Bennett-Jones does his best to present both Zulfiqar and Benazir as specially endowed political creatures. “both Zulfiqar and his daughter Benazir walked willingly and bravely towards their deaths,” Bennett-Jones says, a remark that might have amused, if not shocked, the elder Bhutto.

“Zulfiqar’s self-confidence dazzled his colleagues,” Bennett-Jones claims,”….the young Sindhi was quite plainly more impressive than anyone else at the top of Pakistan’s politics.” To balance his appraisal, the author adds: “His ego knew no bounds. in his speeches he spoke a lot about himself….this self-regard was coupled with intolerance of criticism….”

As for Benazir, “her study of politics at the world’s greatest universities (Harvard and Oxford) prepared her for office….she had aristocratic command.”

But in office, her father, despite initiating reforms, passing a liberal constitution, and setting the country on its nuclear course, eventually failed, the PPP slogan, “roti, kapra aur makaan” (bread, clothing, and shelter)  mocked.
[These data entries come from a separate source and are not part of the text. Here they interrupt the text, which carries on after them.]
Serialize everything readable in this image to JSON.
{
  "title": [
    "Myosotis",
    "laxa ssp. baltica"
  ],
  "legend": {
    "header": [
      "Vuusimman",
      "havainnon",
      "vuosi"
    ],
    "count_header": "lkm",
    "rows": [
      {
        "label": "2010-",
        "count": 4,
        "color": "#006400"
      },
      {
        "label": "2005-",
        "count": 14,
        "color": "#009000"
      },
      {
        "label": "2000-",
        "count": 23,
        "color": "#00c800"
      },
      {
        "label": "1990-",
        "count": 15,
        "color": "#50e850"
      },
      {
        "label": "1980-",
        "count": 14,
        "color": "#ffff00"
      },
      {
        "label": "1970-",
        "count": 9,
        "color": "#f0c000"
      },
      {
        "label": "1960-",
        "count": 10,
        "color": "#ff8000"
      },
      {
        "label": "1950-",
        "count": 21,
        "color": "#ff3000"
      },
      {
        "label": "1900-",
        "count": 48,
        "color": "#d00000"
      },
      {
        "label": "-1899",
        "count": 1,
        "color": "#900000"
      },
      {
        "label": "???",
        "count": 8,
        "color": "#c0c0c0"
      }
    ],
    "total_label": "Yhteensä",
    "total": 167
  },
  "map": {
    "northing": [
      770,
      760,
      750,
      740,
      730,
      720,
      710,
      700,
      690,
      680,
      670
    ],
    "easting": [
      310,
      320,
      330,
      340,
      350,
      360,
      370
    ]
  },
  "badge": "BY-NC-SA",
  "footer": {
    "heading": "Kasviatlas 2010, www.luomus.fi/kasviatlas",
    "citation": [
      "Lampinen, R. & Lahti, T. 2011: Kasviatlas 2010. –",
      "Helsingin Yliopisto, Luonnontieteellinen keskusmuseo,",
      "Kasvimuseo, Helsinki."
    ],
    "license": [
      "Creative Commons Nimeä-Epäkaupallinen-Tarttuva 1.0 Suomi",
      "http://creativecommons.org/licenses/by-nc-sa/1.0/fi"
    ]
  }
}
Benazir flopped twice. they were no different than those who came to rule before them and those who have taken office after them. there were complications, of course, the military being number one. in Z.A. Bhutto‘s came, a second complication was the opposition of business interests to his nationalization policy.

The two hardly make a dynasty, as Bennett-Jones contends.  The presidency of Asif Zardari, Benazir’s husband, was not the extension of a dynasty. As for Benazir’s son, Bilawal Bhutto Zardari or Bilawal Zardari Bhutto, he seems amiable but now at the age at which his grandfather was Pakistan’s hottest politician, he seems unlikely to extend a dynasty.

In Z.A. Bhutto‘s case, the price he paid for failure was judicial murder, hanged on a trumped-up charge of murder. My friend, G. Mueenuddin, once told me that Genera Zia ul-Haq, who overthrew Bhutto‘s government in a 1977 coup, was told either he must get rid of Bhutto or he would be gotten rid of. Who might have made this threat is murky? Bennett-Jones sheds a bit of light on the possibility when he writes that Aga Hassan Abedi, founder of the notoriously corrupt Bank of Credit and Commerce International (BCCI). “was aligned with the Establishment against Zulfiqar.”

Abedi had much of the military and civil service on the bank’s payroll. “Benazir once said,” Bennett-Jones, reports, “Abedi conspired against her father helping to persuade Zia to go ahead with the hanging.

Up popped Ahmed Raza Kasuri, a National Assembly member, who survived a 1974 assassination attempt in which his father died. He told police that Bhutto initiated the attack. I knew Kasuri, a tall, Bhutto wannabe, whom Bhutto rejected. His father was a mild-mannered man uninvolved in politics. The younger Kasuri was a publicity-seeking boor.  Once Bhutto was out of office, he was charged and quickly convicted of the murder of Kasuri’s father.

I last saw Bhutto the night before I left Pakistan in March 1972 for a new assignment in the Philippines.  He invited me to the President’s House in Rawalpindi for a handshake and advice: Don’t trust the Filipinos; they are morally corrupt.  I thought to myself: He is telling me they are morally corrupt.

From Manila, I sent Bhutto a large, carved gift box of Filipino cigars, Back came a painted cigarette box. That was my last direct contact with Bhutto.

Bhutto did not deserve to die the way he did. While not suggesting he was the victim of his own machinations, Bhutto, like so many other Pakistani leaders, was determined to play in his “wild west.”